JR Raphael | Nov. 7, 2014
Google's new Android Lollipop software is fresh and exciting, but is it enough to make this US$400 tablet worth buying?

nexus 9
Credit: Google

I thought reviewing the Nexus 9 was going to be easy.

When we first heard about Google's newest flagship tablet, it seemed like a natural step forward (on paper, at least) from last year's outstanding Nexus 7: It was bigger, more powerful and outfitted with front-facing stereo speakers. And, of course, it comes preloaded with the tasty new Android 5.0 Lollipop software, fresh out of the box and running exactly the way Google designed it.

Unlike the $229 Nexus 7, though, the HTC-made Nexus 9 is being positioned as a "premium" device -- not just a great experience for an affordable price but a top-of-the-line tablet with a cost to match. At $399 (for 16GB) or $479 (for 32GB) -- and an option for $599 (32GB with built-in LTE support) coming into the mix soon -- this bad boy is playing in the big leagues. That means the standards are higher, and it has to hit it out of the park.

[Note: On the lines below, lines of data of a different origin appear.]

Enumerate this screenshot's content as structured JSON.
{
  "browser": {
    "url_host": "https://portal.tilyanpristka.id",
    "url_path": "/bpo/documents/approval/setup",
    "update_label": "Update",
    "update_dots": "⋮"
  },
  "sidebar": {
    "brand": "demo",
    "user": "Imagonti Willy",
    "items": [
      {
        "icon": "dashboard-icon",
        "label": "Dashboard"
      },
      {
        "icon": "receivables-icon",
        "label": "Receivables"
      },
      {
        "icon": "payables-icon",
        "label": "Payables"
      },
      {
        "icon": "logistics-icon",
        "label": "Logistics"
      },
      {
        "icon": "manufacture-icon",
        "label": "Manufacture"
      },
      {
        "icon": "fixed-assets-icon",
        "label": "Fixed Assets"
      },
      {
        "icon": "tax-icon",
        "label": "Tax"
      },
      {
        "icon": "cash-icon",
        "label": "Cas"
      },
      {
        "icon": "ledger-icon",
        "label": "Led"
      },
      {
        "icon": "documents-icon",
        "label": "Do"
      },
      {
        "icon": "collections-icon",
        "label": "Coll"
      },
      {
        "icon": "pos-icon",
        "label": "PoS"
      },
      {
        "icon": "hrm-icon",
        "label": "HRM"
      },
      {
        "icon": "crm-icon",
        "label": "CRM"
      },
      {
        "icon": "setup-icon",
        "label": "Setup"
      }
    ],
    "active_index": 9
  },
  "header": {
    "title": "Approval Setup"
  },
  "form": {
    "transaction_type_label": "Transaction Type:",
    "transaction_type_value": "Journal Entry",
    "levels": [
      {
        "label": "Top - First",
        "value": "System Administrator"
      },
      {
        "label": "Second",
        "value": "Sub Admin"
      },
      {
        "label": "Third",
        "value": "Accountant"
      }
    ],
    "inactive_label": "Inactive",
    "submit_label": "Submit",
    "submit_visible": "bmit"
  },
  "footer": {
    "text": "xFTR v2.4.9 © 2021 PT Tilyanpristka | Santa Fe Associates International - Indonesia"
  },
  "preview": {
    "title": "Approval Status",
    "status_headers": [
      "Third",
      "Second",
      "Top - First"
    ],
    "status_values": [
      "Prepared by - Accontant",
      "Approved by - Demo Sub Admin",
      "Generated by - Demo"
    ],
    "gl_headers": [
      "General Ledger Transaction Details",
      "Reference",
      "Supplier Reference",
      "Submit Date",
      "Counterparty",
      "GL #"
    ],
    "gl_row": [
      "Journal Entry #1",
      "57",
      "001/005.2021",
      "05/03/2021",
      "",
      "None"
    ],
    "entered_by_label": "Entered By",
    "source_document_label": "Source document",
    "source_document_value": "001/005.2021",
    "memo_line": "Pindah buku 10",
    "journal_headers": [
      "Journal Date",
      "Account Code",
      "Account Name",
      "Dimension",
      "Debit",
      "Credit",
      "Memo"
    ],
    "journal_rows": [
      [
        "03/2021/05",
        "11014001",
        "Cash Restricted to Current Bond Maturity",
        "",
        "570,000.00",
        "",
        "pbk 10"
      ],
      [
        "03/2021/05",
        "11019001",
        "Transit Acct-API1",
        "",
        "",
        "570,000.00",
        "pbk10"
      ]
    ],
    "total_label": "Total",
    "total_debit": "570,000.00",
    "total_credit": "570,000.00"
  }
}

After more than a week of using the Nexus 9 in my day-to-day life, I'm not entirely convinced that it does.

Design and build quality
Like most of Google's recent Nexus products, the Nexus 9 has a minimalist and understated design -- one that closely follows the aesthetic established with last year's Nexus 7 and Nexus 5 devices. It's as plain and unassuming as can be, with a squared-off shape and soft-touch plastic back panel featuring a dark textured Nexus logo in the center.

The back panel has a nice grippy feel to it, but it also has a weakness: If you press on its center, you can sense a little give -- like there's a small air pocket beneath the cover and the material is just barely flexing in on it. Some people have seen pretty extreme movement, but on my review unit, it's fairly minor -- not anything that bothers me or that I would notice if I didn't go out of my way to look for it.

The new Nexus has a black-colored brushed metal frame around its perimeter -- a subtle touch that gives it a more sophisticated and refined look than past Nexus models. The power and volume buttons, unfortunately, didn't get the premium treatment -- they both barely protrude from the side of the device and can be tricky to find and identify by touch alone (though you can also activate the device's display by double-tapping on the screen, which works well and is a handy option).

An in-between size
With dimensions of 6.1 x 9.0 x 0.31 in., the Nexus 9 falls right in the middle of the tablet size spectrum. For comparison, the 2013 Nexus 7 is 4.5 x 7.9 x 0.34 in. while the Nexus 10 measures in at 7.0 x 10.4 x 0.35 in.